From time to time I have divulged that I have an alter ego, a super power that I discovered as a child and those powers have followed me into adulthood. I am Invisible Girl. During the days of my youth I discovered that people could look right through me as if I wasn’t there. I could enter a room without turning a head. I would speak up yet no one would hear me. I would stand in a crowd at recess as teams were chosen for kick ball, red rover, or whatever might be the game of the hour and find myself standing alone and assigned to a team by default.
That was before the digital age. There were no personal computers. Telephones were tethered to the wall by a cord, and the best form of communication outside of face to face was provided by the U.S. postal system. There wasn’t email, texting, Facebook, or Twitter. There was no ignore button; to ignore someone you had to be upfront and deliberate about it.
Over the years, I’ve turned my invisibility into an asset. I can observe a situation without calling attention to myself, giving me precious time to map out my strategy. I can eavesdrop, be a fly on the wall and I can find respite in even the most chaotic atmosphere by simply reaching inside of myself.
Today, I discovered that Invisible Girl disappears in the cyber world as well. Here are just a few of her new super powers:
- She can send emails that can hide in the junk mail box pretending that they aren’t really there.
- Her texts can be selectively ignored by family members, especially if they are new items to the grocery list, or a reminder of a particular time one is expected home.

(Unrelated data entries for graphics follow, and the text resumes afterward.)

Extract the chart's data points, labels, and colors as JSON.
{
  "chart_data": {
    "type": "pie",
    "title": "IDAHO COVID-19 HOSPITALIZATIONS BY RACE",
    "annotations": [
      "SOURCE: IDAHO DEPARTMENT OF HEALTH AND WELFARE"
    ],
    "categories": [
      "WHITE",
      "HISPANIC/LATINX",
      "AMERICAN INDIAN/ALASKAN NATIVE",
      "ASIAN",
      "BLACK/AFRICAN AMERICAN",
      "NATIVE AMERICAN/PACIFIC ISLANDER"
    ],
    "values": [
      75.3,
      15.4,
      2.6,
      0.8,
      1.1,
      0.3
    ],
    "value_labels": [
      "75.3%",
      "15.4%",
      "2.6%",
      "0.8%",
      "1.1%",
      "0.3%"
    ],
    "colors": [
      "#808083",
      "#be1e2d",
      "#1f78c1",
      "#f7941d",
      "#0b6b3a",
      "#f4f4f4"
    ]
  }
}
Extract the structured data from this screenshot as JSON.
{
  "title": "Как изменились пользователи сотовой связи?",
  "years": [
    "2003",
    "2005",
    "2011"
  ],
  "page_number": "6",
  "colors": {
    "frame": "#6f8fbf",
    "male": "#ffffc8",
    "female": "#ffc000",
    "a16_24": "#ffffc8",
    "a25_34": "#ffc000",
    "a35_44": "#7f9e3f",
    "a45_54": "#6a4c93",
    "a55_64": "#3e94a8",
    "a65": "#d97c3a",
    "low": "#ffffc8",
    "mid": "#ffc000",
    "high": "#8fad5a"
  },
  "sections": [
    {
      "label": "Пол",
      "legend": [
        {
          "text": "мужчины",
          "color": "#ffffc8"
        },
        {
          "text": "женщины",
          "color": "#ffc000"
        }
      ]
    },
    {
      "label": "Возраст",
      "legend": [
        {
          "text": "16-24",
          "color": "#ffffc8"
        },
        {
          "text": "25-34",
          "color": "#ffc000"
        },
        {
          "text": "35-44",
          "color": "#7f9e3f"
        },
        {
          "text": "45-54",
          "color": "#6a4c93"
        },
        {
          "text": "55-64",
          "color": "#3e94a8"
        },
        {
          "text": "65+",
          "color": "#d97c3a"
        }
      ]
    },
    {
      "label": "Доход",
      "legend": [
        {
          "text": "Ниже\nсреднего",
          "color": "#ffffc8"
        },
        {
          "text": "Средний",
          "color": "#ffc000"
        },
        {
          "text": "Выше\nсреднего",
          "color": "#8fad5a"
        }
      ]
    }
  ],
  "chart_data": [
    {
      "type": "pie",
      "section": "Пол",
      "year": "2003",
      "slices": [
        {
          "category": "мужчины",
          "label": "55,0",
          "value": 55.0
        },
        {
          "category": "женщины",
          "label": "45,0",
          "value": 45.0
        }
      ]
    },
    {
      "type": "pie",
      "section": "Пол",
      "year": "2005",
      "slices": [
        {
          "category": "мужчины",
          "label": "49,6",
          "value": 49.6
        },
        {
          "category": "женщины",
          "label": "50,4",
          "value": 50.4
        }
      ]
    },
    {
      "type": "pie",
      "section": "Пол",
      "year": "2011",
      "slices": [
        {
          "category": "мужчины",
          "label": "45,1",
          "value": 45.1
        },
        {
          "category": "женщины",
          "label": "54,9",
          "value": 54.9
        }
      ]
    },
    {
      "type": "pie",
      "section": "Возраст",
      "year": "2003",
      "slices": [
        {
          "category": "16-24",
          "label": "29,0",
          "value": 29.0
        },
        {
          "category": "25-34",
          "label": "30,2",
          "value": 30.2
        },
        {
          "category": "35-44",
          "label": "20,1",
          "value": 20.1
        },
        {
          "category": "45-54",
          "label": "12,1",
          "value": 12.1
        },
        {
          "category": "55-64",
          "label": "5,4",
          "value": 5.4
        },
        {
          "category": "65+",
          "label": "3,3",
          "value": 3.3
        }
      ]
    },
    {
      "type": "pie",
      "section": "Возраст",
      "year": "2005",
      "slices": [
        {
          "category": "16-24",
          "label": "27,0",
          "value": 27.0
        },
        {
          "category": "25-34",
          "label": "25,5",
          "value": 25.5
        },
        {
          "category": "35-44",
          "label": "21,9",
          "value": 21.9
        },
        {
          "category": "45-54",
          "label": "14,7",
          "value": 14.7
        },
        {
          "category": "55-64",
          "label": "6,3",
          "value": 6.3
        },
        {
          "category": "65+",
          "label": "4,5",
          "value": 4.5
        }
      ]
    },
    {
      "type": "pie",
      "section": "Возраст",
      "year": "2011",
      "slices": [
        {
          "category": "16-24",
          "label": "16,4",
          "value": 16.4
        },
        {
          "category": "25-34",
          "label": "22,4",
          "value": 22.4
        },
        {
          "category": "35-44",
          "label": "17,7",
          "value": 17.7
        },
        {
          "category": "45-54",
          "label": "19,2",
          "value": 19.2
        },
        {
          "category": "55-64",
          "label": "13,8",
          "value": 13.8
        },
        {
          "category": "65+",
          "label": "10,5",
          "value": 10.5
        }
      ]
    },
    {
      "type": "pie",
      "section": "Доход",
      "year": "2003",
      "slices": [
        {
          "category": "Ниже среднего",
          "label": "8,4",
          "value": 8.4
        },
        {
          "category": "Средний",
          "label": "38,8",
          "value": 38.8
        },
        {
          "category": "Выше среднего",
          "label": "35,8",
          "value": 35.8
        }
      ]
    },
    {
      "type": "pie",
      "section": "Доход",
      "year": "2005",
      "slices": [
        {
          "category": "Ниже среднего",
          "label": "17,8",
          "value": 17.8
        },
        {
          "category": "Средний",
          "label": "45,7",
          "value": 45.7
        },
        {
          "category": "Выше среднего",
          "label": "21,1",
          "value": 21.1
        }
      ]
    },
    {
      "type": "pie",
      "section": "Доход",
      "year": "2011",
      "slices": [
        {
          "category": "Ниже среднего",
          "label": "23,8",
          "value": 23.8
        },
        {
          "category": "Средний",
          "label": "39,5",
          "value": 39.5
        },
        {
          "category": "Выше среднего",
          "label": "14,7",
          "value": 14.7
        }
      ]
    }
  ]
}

- She can post the intricate comings and goings on the family calendar, and she must be using disappearing ink as everyday she is asked, “What’s the plan?”
- When she sees her teenage daughter on Facebook chat while she is supposedly doing homework and sends an “instant” message inquiring on her progress . . . well there must be an ignore button there, too.
Knowing Invisible Girl as well as I do, I am certain that she will turn disappearing pixels, cyber code, or bits and bytes into another sanctuary of peace and understanding. And if all that fails, she can fall back on face to face communications. There’s nothing like being upfront and deliberate.